While MSHA could have asked for employee information based on job duties, as suggested by the operator, “such an effort might have inadvertently omitted the identities of persons not directly working on the section who nonetheless would have relevant information…. The request in this case was also sufficiently limited in both time and manner,” since MSHA asked only for the names and contact information of the employees employed at the time of the violations.

The company also said that MSHA’s request amounted to an invasion of privacy. However, any individual employee can choose whether or not to cooperate with MSHA. In addition, allowing MSHA representatives to contact employees away from the mine site ensures that the identity of potential witnesses remains confidential during the course of the investigation, which follows Commission Procedural Rule 29 CFR § 2700.61, which keeps the names of miner informants confidential.
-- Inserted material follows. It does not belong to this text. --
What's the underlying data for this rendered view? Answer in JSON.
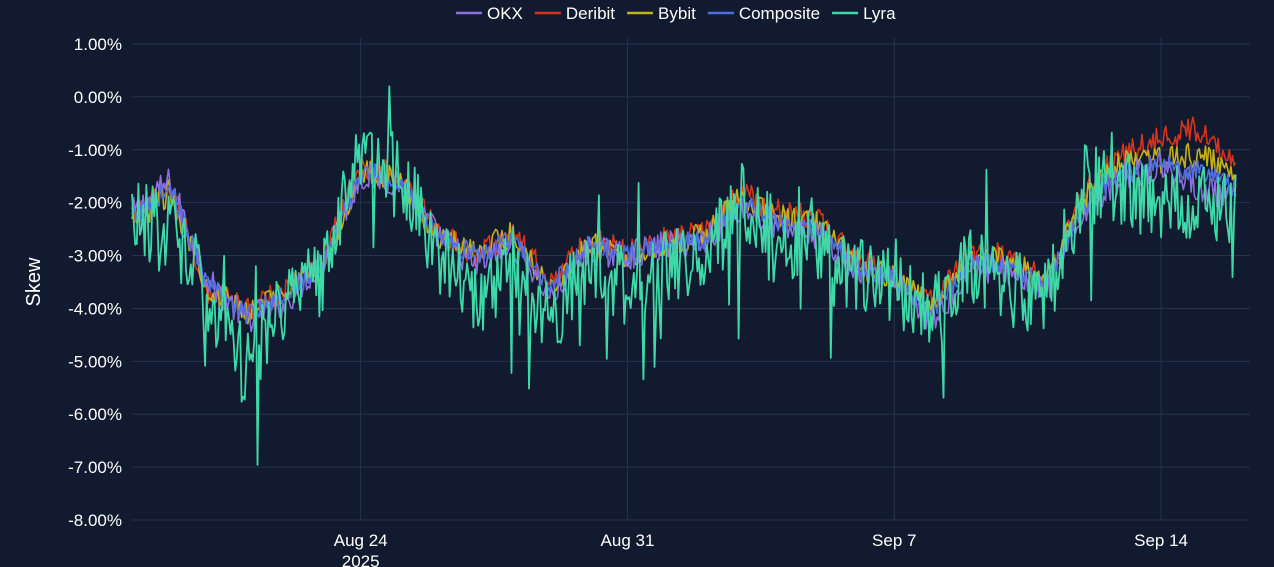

In this instance, “MSHA had an understandable preference to speak with potential witnesses in true privacy rather than in a closed room at the workplace of the entity under investigation,” the majority said. 

While an individual does have a right to privacy, miners, “in undertaking such employment, also understand the Secretary has the important task of assuring compliance with laws and regulations protecting the health and safety of miners.” Miners have a right to refuse to participate in an investigation by MSHA, but the agency “does not overreach by obtaining their names and addresses in the course of conducting an ongoing investigation into a serious safety situation at a mine.”